Pada
9 April 2014 rakyat Indonesia akan mengadakan pemilihan legislatif (pileg).
Tujuannya, memilih para wakil rakyat (pemimpin) yang akan duduk di kursi DPR,
baik pusat maupun daerah. Dengan segala pertimbangan, tentu, rakyat telah
memberikan hak politik dan mempercayakan amanah kepemimpinan kepada para
pemimpin generasi 2014. Sebab di tangan kekuasaan merekalah rakyat menggantungkan
asa dan cita-cita.
Memang,
suatu negara bisa menjadi negara maju bergantung pada para pemimpinnya.

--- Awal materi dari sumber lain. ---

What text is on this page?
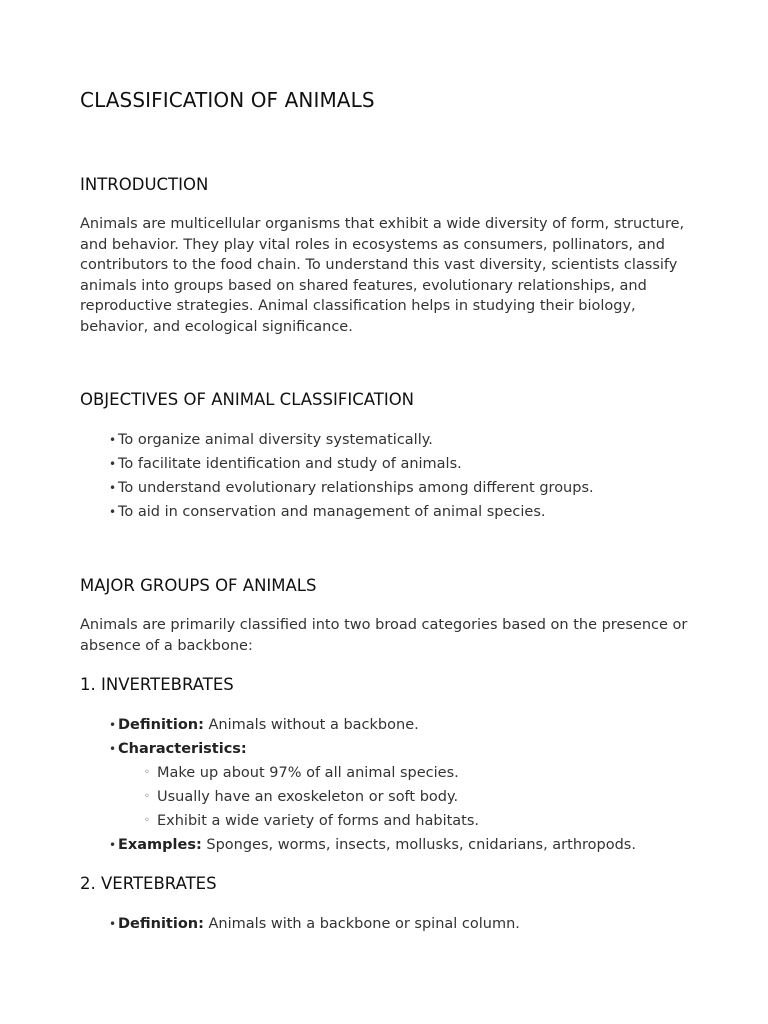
CLASSIFICATION OF ANIMALS
INTRODUCTION
Animals are multicellular organisms that exhibit a wide diversity of form, structure,
and behavior. They play vital roles in ecosystems as consumers, pollinators, and
contributors to the food chain. To understand this vast diversity, scientists classify
animals into groups based on shared features, evolutionary relationships, and
reproductive strategies. Animal classification helps in studying their biology,
behavior, and ecological significance.
OBJECTIVES OF ANIMAL CLASSIFICATION
• To organize animal diversity systematically.
• To facilitate identification and study of animals.
• To understand evolutionary relationships among different groups.
• To aid in conservation and management of animal species.
MAJOR GROUPS OF ANIMALS
Animals are primarily classified into two broad categories based on the presence or
absence of a backbone:
1. INVERTEBRATES
• Definition: Animals without a backbone.
• Characteristics:
◦ Make up about 97% of all animal species.
◦ Usually have an exoskeleton or soft body.
◦ Exhibit a wide variety of forms and habitats.
• Examples: Sponges, worms, insects, mollusks, cnidarians, arthropods.
2. VERTEBRATES
• Definition: Animals with a backbone or spinal column.
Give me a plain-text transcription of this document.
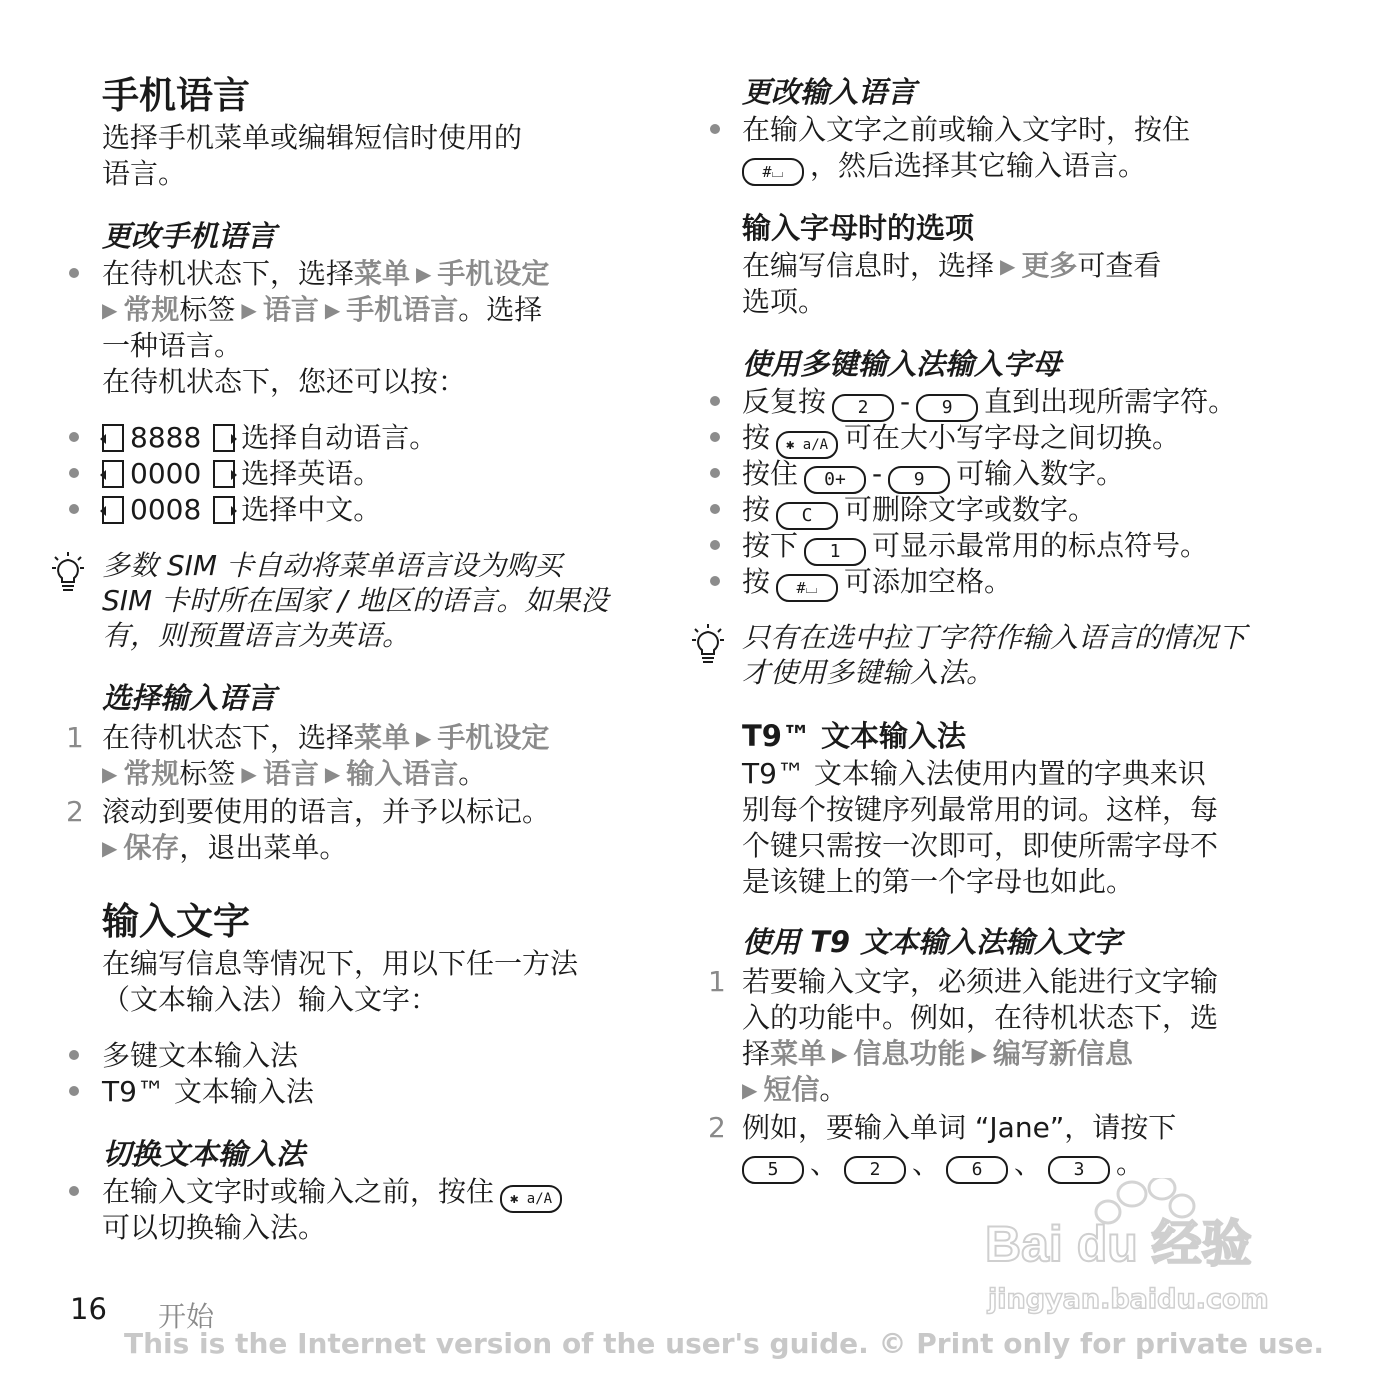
手机语言
选择手机菜单或编辑短信时使用的
语言。
更改手机语言
在待机状态下，选择菜单 ▶ 手机设定
▶ 常规标签 ▶ 语言 ▶ 手机语言。选择
一种语言。
在待机状态下，您还可以按：
8888 选择自动语言。
0000 选择英语。
0008 选择中文。
多数 SIM 卡自动将菜单语言设为购买
SIM 卡时所在国家 / 地区的语言。如果没
有，则预置语言为英语。
选择输入语言
1 在待机状态下，选择菜单 ▶ 手机设定
▶ 常规标签 ▶ 语言 ▶ 输入语言。
2 滚动到要使用的语言，并予以标记。
▶ 保存，退出菜单。
输入文字
在编写信息等情况下，用以下任一方法
（文本输入法）输入文字：
多键文本输入法
T9™ 文本输入法
切换文本输入法
在输入文字时或输入之前，按住 ✱ a/A
可以切换输入法。
更改输入语言
在输入文字之前或输入文字时，按住
#⌴ ，然后选择其它输入语言。
输入字母时的选项
在编写信息时，选择 ▶ 更多可查看
选项。
使用多键输入法输入字母
反复按 2 - 9 直到出现所需字符。
按 ✱ a/A 可在大小写字母之间切换。
按住 0+ - 9 可输入数字。
按 C 可删除文字或数字。
按下 1 可显示最常用的标点符号。
按 #⌴ 可添加空格。
只有在选中拉丁字符作输入语言的情况下
才使用多键输入法。
T9™ 文本输入法
T9™ 文本输入法使用内置的字典来识
别每个按键序列最常用的词。这样，每
个键只需按一次即可，即使所需字母不
是该键上的第一个字母也如此。
使用 T9 文本输入法输入文字
1 若要输入文字，必须进入能进行文字输
入的功能中。例如，在待机状态下，选
择菜单 ▶ 信息功能 ▶ 编写新信息
▶ 短信。
2 例如，要输入单词 “Jane”，请按下
5 、 2 、 6 、 3 。
Bai du 经验
jingyan.baidu.com
16 开始
This is the Internet version of the user's guide. © Print only for private use.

Jika para pemimpinnya berjiwa korup dan bermental busuk, maka negara tersebut
akan menghadapi ketidakpastian, “Bangkit”
tidak, “Maju”
apalagi. Sebaliknya, apabila para pemimpinnya berjiwa non-korup dan bermoral,
rakyatnya akan merasakan kesejahteraan dan kedamaian hidup. Contohnya, Denmark
dan Finlandia.
Sekarang
lihatlah Indonesia!!, Indonesia merupakan negara terkaya di Asia Tenggara
bahkan di dunia. Kekayaan SDA Indonesia yang melimpah ruah tak dapat ditandingi
oleh negara manapun. Selain itu, Indonesia memiliki kuantitas SDM yang
berkualitas, baik secara intelektual maupun spiritual. Sebenarnya, kedua sumber
daya itu berpotensi untuk memajukan negara. Sayangnya, satu hal yang belum
dimiliki negara berlambang Garuda ini adalah para pemimpin yang mampu
mengkolaborasikan SDA dan SDM dalam memajukan negara. Yang ada saat ini adalah
mereka menjarah aset negara dengan jalan korupsi wa akhwatuha. Terbukti sejak
2004-2013 KPK telah menangani 65 wakil rakyat (anggota DPR) yang terlibat
korupsi. Dan, tidak heran ketika masyarakat Asia Tenggara menyebut anggota DPR
RI paling jago korupsi.
Lagi-lagi,
SDM tidak mendapat tempat di hatinya. Mereka hanya memprioritaskan kepentingan
pribadi, keluarga, dan koleganya daripada kepentingan rakyat bersama.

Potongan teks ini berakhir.